Brooke works on an entirely voluntary basis, and she and support staff spend their time visiting businesses in the region to talk to them about the opportunities for solar. Basically, is it an education and encouragement program, a “how to” and “why” on commercial rooftop solar.
brunswickOne of the first to install solar under the 100 Go Solar banner was the Brunswick River Inn, which has also installed a Tesla charging station at the same time (see picture right).
“One thing I hadn’t realized when I started 100 Go Solar was the number of businesses who are tenants rather than owner-occupiers,” brooke says.
“I think there could be close to 60 per cent of businesses in Byron Shire who are tenants. So I’ve had to look at the benefits for landlords of installing solar.
“In some cases, the landlord is willing to put solar on for their tenants, as they realize it increases the capital value of their property, with benefits in retaining existing tenants and attracting new tenants when the building or unit is vacant.
“Landlords can also enjoy good financial returns for their investment in installing solar and managing their tenants’ power bills. Then there are landlords who are happy for their tenant to install solar – such as The Rug Shop’s landlord and the landlord of the Green Building Centre – for the same benefits I’ve already mentioned.
The initiate has been mostly funded by Brooke, a former consultant to the arts industry, and has received support from the Byron Council and the NSW Office of Environment & Heritage.
What are the biggest challenges?
“So far, I’ve discovered some tenants have difficulty in communicating with their landlords, where the landlord is not greatly supportive of the tenant and the tenant is not confident to propose solar.
“A few businesses are not open to discussion about the savings solar will make to one of their key business expenses, energy, even when it’s shown that loan repayments can be made out of savings.
“Some may have been inundated by eager salespeople and simply don’t know who to believe. Others may be fearful that solar will evolve into a business expense which need not be the case, in fact the reverse! So this is a challenge to overcome!”

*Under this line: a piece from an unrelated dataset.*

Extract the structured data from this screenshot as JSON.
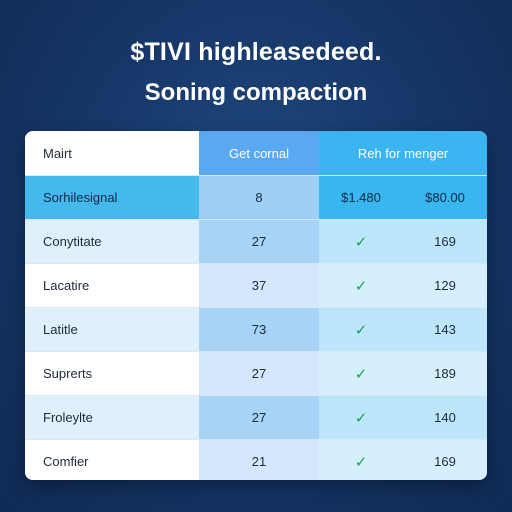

Brooke says the fact that it is not a business, but a community initiative, gives her the freedom to approach whoever he wishes,  because she is not actually selling a product.
“As a volunteer I’m not constrained by having sales targets to meet on a weekly basis. While I’m very keen to meet my goal of 100 businesses as soon as possible, I feel quite relaxed when I visit businesses – I’ve found face to face contact best.
“As far as I know there isn’t anyone else doing this and one of the reasons for support from the NSW Office of Environment is their view of 100 Go Solar as a pilot project, if it works well in Byron Shire they may adopt the idea elsewhere in NSW.”